Esa no es la danza de la que yo me enamoré. Yo no quiero una danza que haga sentir mal a quienes la practican porque no cumplen unos estándares concretos, ya sea a nivel físico, técnico, estético, o simplemente expectativas ajenas, no quiero una danza que ignore el arte de quien no sigue la moda, pese a tenerlo, no quiero una danza que me haga valorar la calidad según el número de likes de Instagram (¡ah! ¡Que no hemos hablado de Instagram!) o de Facebook. No quiero una danza vendida al mejor postor. No quiero mafias. No quiero divas.


No quiero rivalidades entre artistas ni compañeros, la danza es para compartir la visión personal del arte, no para decir: “ehhh, que yo lo hago mejor!”. No señores.

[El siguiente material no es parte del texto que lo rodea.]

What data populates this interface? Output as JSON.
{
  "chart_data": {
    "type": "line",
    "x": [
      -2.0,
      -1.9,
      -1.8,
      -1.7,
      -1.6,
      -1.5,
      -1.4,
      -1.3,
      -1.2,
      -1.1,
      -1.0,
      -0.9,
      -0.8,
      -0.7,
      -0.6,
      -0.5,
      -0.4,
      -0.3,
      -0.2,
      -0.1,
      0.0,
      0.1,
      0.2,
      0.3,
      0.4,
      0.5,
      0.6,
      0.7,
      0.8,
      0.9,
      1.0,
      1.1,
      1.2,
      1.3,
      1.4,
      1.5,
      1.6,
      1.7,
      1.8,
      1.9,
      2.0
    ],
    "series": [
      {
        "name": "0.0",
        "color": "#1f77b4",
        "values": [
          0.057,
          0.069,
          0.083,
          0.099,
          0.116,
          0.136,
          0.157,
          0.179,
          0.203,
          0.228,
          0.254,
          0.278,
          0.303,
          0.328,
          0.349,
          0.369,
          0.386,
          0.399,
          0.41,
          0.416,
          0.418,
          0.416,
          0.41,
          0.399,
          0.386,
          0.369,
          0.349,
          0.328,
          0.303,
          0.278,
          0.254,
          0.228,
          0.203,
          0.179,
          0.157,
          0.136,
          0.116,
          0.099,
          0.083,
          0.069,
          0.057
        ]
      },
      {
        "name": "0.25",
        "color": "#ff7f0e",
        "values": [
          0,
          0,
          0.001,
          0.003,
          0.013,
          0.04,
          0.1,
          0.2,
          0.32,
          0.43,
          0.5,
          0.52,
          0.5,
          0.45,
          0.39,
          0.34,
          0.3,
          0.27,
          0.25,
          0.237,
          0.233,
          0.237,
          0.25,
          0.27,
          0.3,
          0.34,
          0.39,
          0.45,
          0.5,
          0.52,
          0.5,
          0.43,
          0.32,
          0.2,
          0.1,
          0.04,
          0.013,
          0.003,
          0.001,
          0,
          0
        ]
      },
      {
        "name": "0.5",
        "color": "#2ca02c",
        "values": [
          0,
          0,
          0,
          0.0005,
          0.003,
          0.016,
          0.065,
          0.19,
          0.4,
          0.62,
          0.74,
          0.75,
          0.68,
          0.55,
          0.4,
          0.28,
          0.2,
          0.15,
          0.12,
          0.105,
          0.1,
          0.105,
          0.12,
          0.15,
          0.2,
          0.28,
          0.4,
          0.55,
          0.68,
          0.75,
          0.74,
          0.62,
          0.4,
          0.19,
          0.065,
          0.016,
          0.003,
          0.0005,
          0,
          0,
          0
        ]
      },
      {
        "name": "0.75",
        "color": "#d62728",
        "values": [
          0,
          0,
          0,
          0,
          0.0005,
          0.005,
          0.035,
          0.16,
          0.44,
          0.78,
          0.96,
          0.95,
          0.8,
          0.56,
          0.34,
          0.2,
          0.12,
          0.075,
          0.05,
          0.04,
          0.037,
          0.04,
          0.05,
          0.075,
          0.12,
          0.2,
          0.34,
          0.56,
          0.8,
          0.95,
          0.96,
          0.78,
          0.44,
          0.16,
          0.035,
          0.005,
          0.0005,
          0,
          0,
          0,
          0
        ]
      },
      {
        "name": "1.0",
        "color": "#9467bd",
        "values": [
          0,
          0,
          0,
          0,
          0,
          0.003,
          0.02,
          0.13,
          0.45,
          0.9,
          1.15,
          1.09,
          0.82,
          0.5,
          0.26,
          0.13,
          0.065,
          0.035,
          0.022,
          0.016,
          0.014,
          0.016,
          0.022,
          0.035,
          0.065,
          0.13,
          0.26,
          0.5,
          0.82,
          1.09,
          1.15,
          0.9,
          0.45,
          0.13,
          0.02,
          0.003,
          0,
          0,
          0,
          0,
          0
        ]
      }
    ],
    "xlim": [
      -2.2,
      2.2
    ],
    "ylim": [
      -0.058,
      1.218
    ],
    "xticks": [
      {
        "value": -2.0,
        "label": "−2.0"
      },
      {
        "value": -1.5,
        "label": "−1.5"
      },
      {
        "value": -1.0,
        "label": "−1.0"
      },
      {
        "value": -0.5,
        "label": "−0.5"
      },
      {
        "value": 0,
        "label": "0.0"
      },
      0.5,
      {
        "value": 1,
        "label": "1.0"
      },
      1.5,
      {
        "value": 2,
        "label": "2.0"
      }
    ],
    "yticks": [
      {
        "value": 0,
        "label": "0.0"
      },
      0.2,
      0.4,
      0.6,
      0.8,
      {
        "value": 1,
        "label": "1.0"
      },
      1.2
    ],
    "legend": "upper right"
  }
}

Quiero una danza sana, en la que crecer, aprender, evolucionar sin tener que mirar al de al lado para posicionarme yo y saber donde estoy. Quiero una danza en la que se aprecie y se valore el arte por encima de todo. Una danza que respete la autenticidad, que premie la originalidad, el talento, la humildad y el trabajo. Una danza que permita respirar.


Quiero una danza que enseñe valores como el respeto, el compañerismo, la amistad, el amor…

Una danza que sume positivo, que sume momentos, amistades, experiencias, que invite a disfrutar, reir, soñar… porque si algo debe hacer el arte es invitarnos a soñar.

Entre todos creamos la danza. Creamos la danza en cada clase como maestros, creamos la danza en las semillas que inculcamos a nuestros alumnos, creamos danza en nuestras palabras, con nuestros actos, creamos danza cuando danzamos, cuando vemos bailar, cuando aprendemos, creamos danza cuando la danza nos genera cualquier tipo de sentimiento, y creamos danza cuando imaginamos. Es nuestra responsabilidad. El futuro de la danza lo creamos cada uno de nosotros cada día. En nuestras manos está.


Por suerte cuento con un grupo de personas maravillosas a mi lado, junto a las que día a día vamos creando la danza que queremos, la danza que soñamos y, sobre todo, recuperando la danza de la que me enamoré.


Párate, escúchate y mírate… ¿Qué tipo de danza estás creando tú?